From that first meeting, two decisions would generate the characteristic form of the new IB examination. Firstly, students would have to produce Research Workbooks of their studio experiments and their related studies of the arts across cultures. Secondly, they would put on a Solo exhibition of original works that would be assessed by a visiting examiner during an interview. My first questions to the student would usually be "What do you think is your best piece of work?" Then, "what do you think is your weakest work?" "Why?" "Show me your research". Right away, you got into a discussion that would reveal knowledge, technical skills, understanding and self evaluation. I could leaf through each personal Research Workbook and discuss the discoveries, interesting failures and development of the finished works, as we walked round.
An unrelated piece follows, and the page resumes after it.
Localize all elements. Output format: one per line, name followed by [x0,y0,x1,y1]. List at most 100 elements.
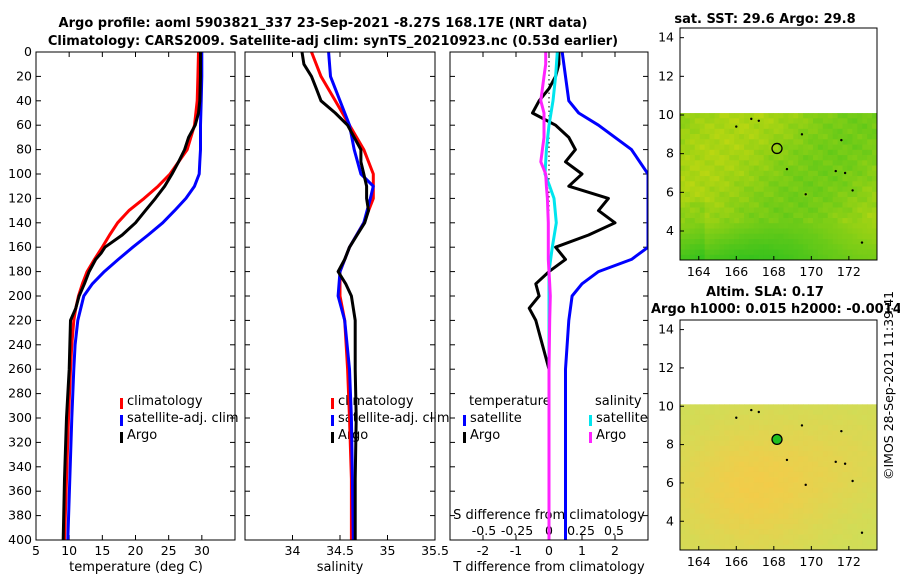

The local teachers (listening in the wings) would often say to me afterwards "she/he never told me half of this!" It was often a mutually wonderful experience, whether they were talented or less so. Alas, alas, this feature of the examination has since been eliminated.
One talented student confronted me with an apparently chaotic display of photographs, scattered over the floor and walls. They all had pieces torn out of them or were mutilated and I was asked to walk on some of them. I tried not to be prejudiced, to ignore the conventional expectation of a well-arranged exhibition and to figure out how to start. So I asked her "what's your theme?" She said "The fragmentation of memory". Right away, she had me on my toes with her highly intelligent thesis on this phenomenon, including reference to family issues and the influence of time on our aesthetic preferences. After a stimulating discussion, I asked her what she was going to study. It was philosophy, at Oxford. Wow!

Another surprise came after an intelligent tour of a girl's lovely paintings with a variety of gorgeous colours. Obviously art college material, I thought. But she informed me that she wanted to become a police-woman! I could barely suppress my groans. Actually many students redirect their evident artistic creativity to become successful in science, business, filmmaking, industry and so on. 

Some work was crazy and chaotic, yet revealed intelligent creative uses of materials. A girl asked me to walk into her show blindfold. Hey, wait a minute - this is about visual art! She wanted me to feel the materials and textures of her hanging works before I viewed them.

A major challenge for me and my team was to develop criteria that would put aside personal taste and that would respect multi-cultural art forms and traditions. How often do I hear that old complaint "I didn't choose art because I couldn't draw", assuming that art is only for those who can. I insisted that students should be encouraged to discover their abilities in photography, architectural design, ceramics, textile design (fashion), sculpture, graphic design, multi-media installations and other options that don't depend on drawing skills. For example, some of the greatest art works of Asia are ceramic pots, sculptures and woodblock prints.

The traditional narrow Western perspective on what "qualifies" as art needed to be fundamentally replaced with a cross-cultural perspective on the world through a wide-angle lens. We originally called the programme "Art and Design", to encourage multi-dimensional experiments of all sorts. The result was often startlingly adventurous work worthy of the studios of any art college.